Birgün’den Mustafa Kömüş’ün haberine göre, ÖSYM’nin savunmasında İdare Mahkemesi’ne verdiği cevapta bir sayfa KHK’ların “FETÖ” ile mücadele için yayımlandığı anlatıldı. Savunmada “FETÖ/PDY mensuplarının ve bunlarla bağlantılı kişilerin kamu kurumları bünyesinde görevlerine devam etmelerinin hukukun üstünlüğü, demokrasi, insan hakları ve devletin güvenliği açısından büyük bir tehdit oluşturduğu anlaşılmıştır” dendi.
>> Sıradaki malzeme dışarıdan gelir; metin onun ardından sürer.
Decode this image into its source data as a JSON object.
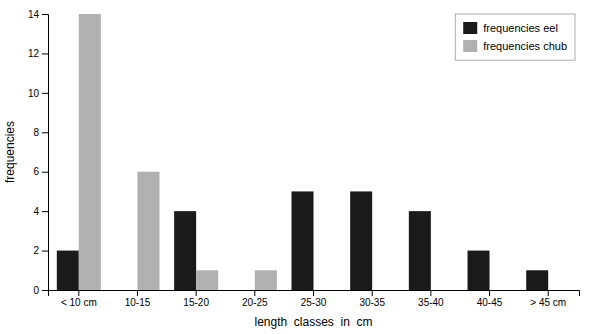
{
  "chart_data": {
    "type": "bar",
    "categories": [
      "< 10 cm",
      "10-15",
      "15-20",
      "20-25",
      "25-30",
      "30-35",
      "35-40",
      "40-45",
      "> 45 cm"
    ],
    "series": [
      {
        "name": "frequencies eel",
        "color": "#1a1a1a",
        "values": [
          2,
          0,
          4,
          0,
          5,
          5,
          4,
          2,
          1
        ]
      },
      {
        "name": "frequencies chub",
        "color": "#b0b0b0",
        "values": [
          14,
          6,
          1,
          1,
          0,
          0,
          0,
          0,
          0
        ]
      }
    ],
    "xlabel": "length  classes  in  cm",
    "ylabel": "frequencies",
    "ylim": [
      0,
      14
    ],
    "yticks": [
      0,
      2,
      4,
      6,
      8,
      10,
      12,
      14
    ],
    "legend": "upper right"
  }
}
Almanya örneği verildi, 'arındırma politikası' dendi
Savunmanın devamında Sovyetler Birliği’nin dağılmasından ve Almanya’nın birleşmesinden sonra da böyle şeyler yapıldığı iddia edildi ve bunun “devletlerin arındırma politikası” olduğu savunuldu. Şu ifadeler kullanıldı:
“Nitekim gerek Sovyetler Birliği’nin dağılmasından sonra Doğu Avrupa ülkelerinde gerekse birleşme sürecinde Almanya’da demokratikleşme sürecini başarıyla tamamlamak temel haklara saygılı bir ülke olmak ve olası tehditleri ortadan kaldırabilmek amacıyla arındırma politikaları uygulanmıştır. Arındırma politikalarındaki temel amaç, sadakat yükümlülüğüne aykırı davranan kamu görevlilerinin tasfiye edilerek demokratik hukuk devletine yönelik olası tehdidin bertaraf edilmesidir.”
"Benle ilgili savunmada uzun uzun FETÖ/PDY anlatılması beni rahatsız etti”
ÖSYM, özel şirketlere devredilen sağlık hakkının kamu hizmeti olduğunu kabul etti. İdare Mahkemesi ise Erden’in başvurusunu reddetti. Daha sonra davayı Danıştay’a taşıyan Erden oradan da ret yanıtı aldı. Konuyla ilgili konuşan Erden, sosyalist dünya görüşüne sahip olduğunu ve “FETÖ”ye 15 Temmuz öncesinde de karşı olduğunu ifade etti. Bu yapılanmanın devlet kadrolarında örgütlenmesinden her zaman rahatsız olduğunu belirten Erden “Benle ilgili savunmada uzun uzun FETÖ/PDY anlatılması beni rahatsız etti” dedi.
Erden davayı Anayasa Mahkemesi’ne taşıyacağını ifade etti.